19 September 2008

Rotting Wildebeest

He fled through the streets, a rotting wildebeest, a disgrace of a creature standing empty and blank on the face of the earth staring upwards in horror and fascination like he had never experienced before. He was looking at what would one day soon be the beginnings of a new place. He was worried for the future, he was concerned with what may happen, what can happen. So many distinct possible failures.
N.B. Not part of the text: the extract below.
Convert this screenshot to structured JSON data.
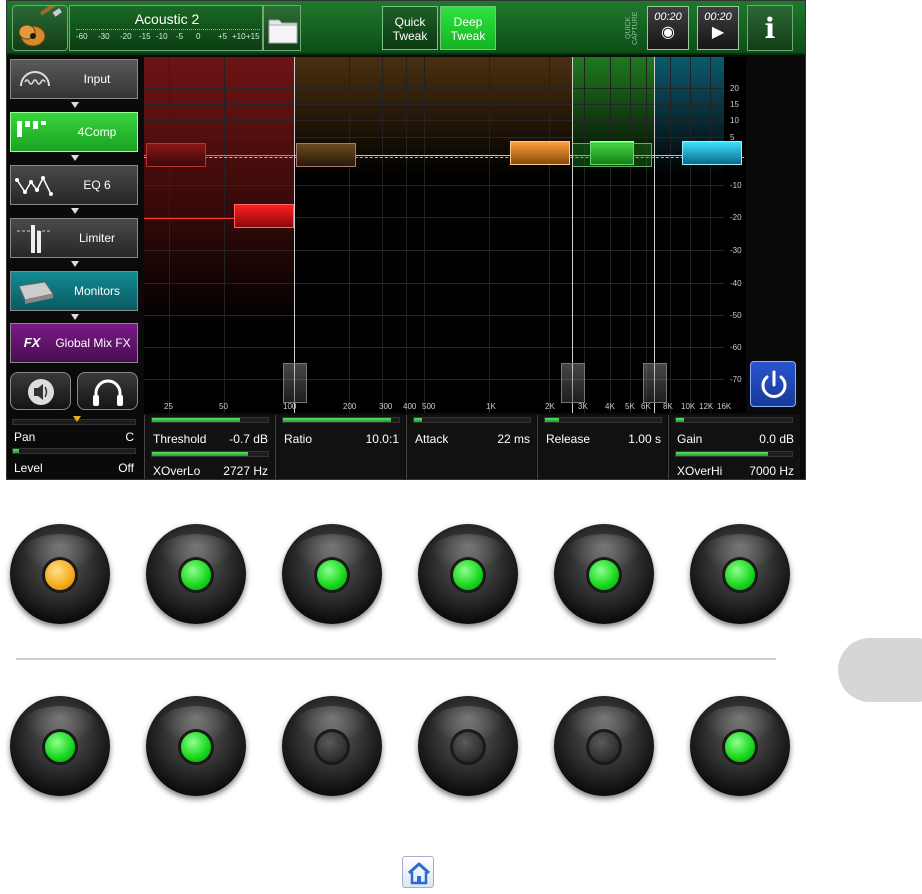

So many things to fear in the heat of the night, so many wrong vouchers to be cashed and stamped and signed with a book of appeals, and then he was in a field looking for the grass, the grass field, trying to feel where all the green had gone, he was trying to stand alone, but it was without assurance, so he strode on, found other ways of being and places of going, and as he thought about it, yes there was plenty of good reason to go on living, there was something pure and clean and unavoidable about it, a certain conformity with conservative leanings, helps us be clear that we're not falling into an abyss of non-existence.

As I sit here a mindless robot hoping for salvation, for some kind of truth ideal, for some kind of ultimate answer that is reasonably appealing, as I delve deeper into what might be and always has been, as I move through the dark shadows that play on my face like a vast conspiracy of the soul, like a hindered dragon biting from dark places, evil places, where flesh rots and soars spread like wild-fire across the torso and genitals, where pus shoots from every orifice every moment of your existence, and your skin crawls with bug-toothed worms under your skin. That's the ultimate fear at the end of that tunnel, a constricting, life-crippling belief, Pascal's Wager, but it doesn't work. By that logic one still wouldn't know which of the many damners to join.